What is the oldest thing to be found?

Discounting rocks (unless they’ve been shaped into a tool). Fossils are fine. Just anything that shows some evidence of life, really. What’s the oldest thing that’s been found?

If fossils are allowed, this is the ultimate winner.

“The cyanobacteria have an extensive fossil record. The oldest known fossils, in fact, are cyanobacteria from Archaean rocks of western Australia, dated 3.5 billion years old. This may be somewhat surprising, since the oldest rocks are only a little older: 3.8 billion years old!”
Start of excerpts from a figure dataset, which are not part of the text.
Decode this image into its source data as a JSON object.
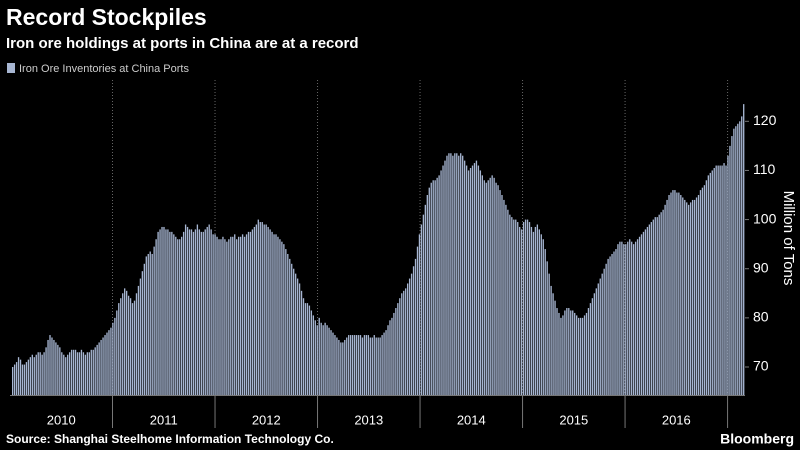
{
  "chart_data": {
    "type": "bar",
    "title": "Record Stockpiles",
    "subtitle": "Iron ore holdings at ports in China are at a record",
    "y_label": "Million of Tons",
    "source": "Source: Shanghai Steelhome Information Technology Co.",
    "brand": "Bloomberg",
    "series": [
      {
        "name": "Iron Ore Inventories at China Ports",
        "color": "#a7b6d2",
        "values": [
          70,
          70.5,
          71,
          72,
          71.5,
          70.5,
          70.5,
          71,
          71.5,
          72,
          72.5,
          72,
          72.5,
          73,
          73,
          72.5,
          73,
          74,
          75.5,
          76.5,
          76,
          75.5,
          75,
          74.5,
          74,
          73,
          72.5,
          72,
          72.5,
          73,
          73.5,
          73.5,
          73.5,
          73,
          73,
          73.5,
          73,
          72.5,
          73,
          73,
          73.5,
          73.5,
          74,
          74.5,
          75,
          75.5,
          76,
          76.5,
          77,
          77.5,
          78,
          79,
          80,
          81.5,
          83,
          84,
          85,
          86,
          85.5,
          84.5,
          84,
          83,
          83.5,
          85,
          86.5,
          88,
          89.5,
          91,
          92.5,
          93,
          93.5,
          93,
          94.5,
          96,
          97.5,
          98,
          98.5,
          98.5,
          98,
          98,
          97.5,
          97.5,
          97,
          96.5,
          96,
          96,
          96.5,
          97.5,
          99,
          98.5,
          98,
          98,
          97.5,
          98,
          99,
          98,
          97.5,
          97.5,
          98,
          98.5,
          99,
          98,
          97,
          97,
          96.5,
          96,
          96,
          96.5,
          96,
          95.5,
          96,
          96.5,
          96.5,
          97,
          96,
          96.5,
          96.5,
          97,
          96.5,
          97,
          97.5,
          97.5,
          98,
          98.5,
          99,
          100,
          99.5,
          99.5,
          99,
          99,
          98.5,
          98,
          97.5,
          97,
          97,
          96.5,
          96,
          95.5,
          95,
          94,
          93,
          92,
          91,
          90,
          89,
          88,
          87,
          85.5,
          84,
          83,
          83,
          82.5,
          81.5,
          80.5,
          79.5,
          78.5,
          80,
          79,
          78.5,
          79,
          78.5,
          78,
          77.5,
          77,
          76.5,
          76,
          75.5,
          75,
          75,
          75.5,
          76,
          76.5,
          76.5,
          76.5,
          76.5,
          76.5,
          76.5,
          76.5,
          76,
          76.5,
          76.5,
          76.5,
          76,
          76,
          76.5,
          76,
          76,
          76,
          76.5,
          77,
          77.5,
          78.5,
          79.5,
          80,
          81,
          82,
          83,
          84,
          85,
          85.5,
          86,
          87,
          88,
          89,
          90.5,
          92,
          94.5,
          97,
          99,
          101,
          103,
          105,
          106.5,
          107.5,
          108,
          108,
          108.5,
          109,
          110,
          111,
          112,
          113,
          113.5,
          113.5,
          113,
          113.5,
          113.5,
          113,
          113.5,
          113,
          112,
          111,
          110,
          110.5,
          111,
          111.5,
          112,
          111,
          110,
          109,
          108,
          107.5,
          108,
          108.5,
          109,
          108.5,
          107.5,
          107,
          106,
          105,
          104,
          103,
          102,
          101,
          100.5,
          100,
          100,
          99.5,
          98.5,
          98,
          99.5,
          100,
          100,
          99.5,
          98.5,
          97.5,
          98.5,
          99,
          98,
          97,
          96,
          94,
          91.5,
          89,
          86.5,
          85,
          83.5,
          82,
          81,
          80,
          80.5,
          81.5,
          82,
          82,
          81.5,
          81.5,
          81,
          80.5,
          80,
          80,
          80,
          80.5,
          81,
          82,
          83,
          84,
          85,
          86,
          87,
          88,
          89,
          90,
          91,
          92,
          92.5,
          93,
          93.5,
          94,
          95,
          95.5,
          95.5,
          95,
          95,
          95.5,
          96,
          95.5,
          95,
          95.5,
          96,
          96.5,
          97,
          97.5,
          98,
          98.5,
          99,
          99.5,
          100,
          100.5,
          100.5,
          101,
          101.5,
          102,
          103,
          104,
          105,
          105.5,
          106,
          106,
          105.5,
          105.5,
          105,
          104.5,
          104,
          103.5,
          103,
          103.5,
          104,
          104,
          104.5,
          105,
          106,
          106.5,
          107,
          108,
          109,
          109.5,
          110,
          110.5,
          111,
          111,
          111,
          111,
          111.5,
          111,
          113,
          115,
          117,
          118.5,
          119,
          119.5,
          120,
          121,
          123.5
        ]
      }
    ],
    "xlim": [
      2010,
      2017.17
    ],
    "xticks": [
      2011,
      2012,
      2013,
      2014,
      2015,
      2016,
      2017
    ],
    "x_labels": [
      "2010",
      "2011",
      "2012",
      "2013",
      "2014",
      "2015",
      "2016"
    ],
    "ylim": [
      64.3,
      128
    ],
    "yticks": [
      70,
      80,
      90,
      100,
      110,
      120
    ],
    "grid": true
  }
}
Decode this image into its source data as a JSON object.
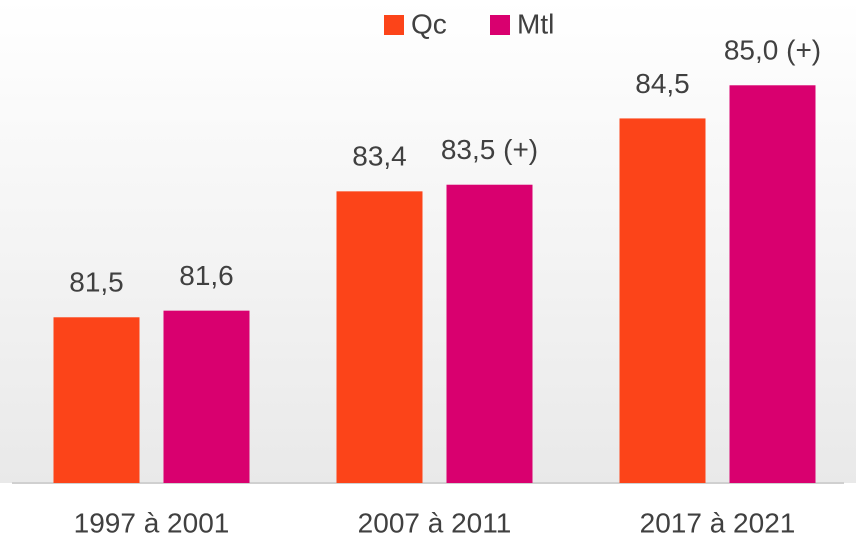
{
  "chart_data": {
    "type": "bar",
    "categories": [
      "1997 à 2001",
      "2007 à 2011",
      "2017 à 2021"
    ],
    "series": [
      {
        "name": "Qc",
        "color": "#fc4419",
        "values": [
          81.5,
          83.4,
          84.5
        ],
        "value_labels": [
          "81,5",
          "83,4",
          "84,5"
        ]
      },
      {
        "name": "Mtl",
        "color": "#d9006f",
        "values": [
          81.6,
          83.5,
          85.0
        ],
        "value_labels": [
          "81,6",
          "83,5 (+)",
          "85,0 (+)"
        ]
      }
    ],
    "ylim": [
      79,
      86
    ]
  }
}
http://www.ucmp.berkeley.edu/bacteria/cyanofr.html

Well I guess those rocks would win, then.

[sub]looks around, sees question was answered[/sub]

OK then, what is the oldest thing to be lost?

If peculiar isotope ratios are allowed, the graphite microparticles in Greenland’s Itsaq gneiss formation provide evidence of earthly life dating back 3.65 to 3.85 billion years.

The fossil bones of Peking Man (the name then given to specimens of what is now called Homo Erectus) were several hundred thousand years old. They vanished in the chaos of the Japanese invasion of China in the late 1930s. Casts and photographs of the originals are still around but the actual bones themselves are gone.

The oldest rocks themselves. Although the Earth is about 4.5 billion years old, the oldest known rocks are only about 3.9 billion years old (although tiny zircons have been found that were part of the oldest rocks that are possibly 4.4 billion years old).

Also, the remains of the very oldest life forms, and their pre-life precursors, have also been lost.

Fred Flintstones keys.

We lost Grandma at the flea market once. She was a hundred and two!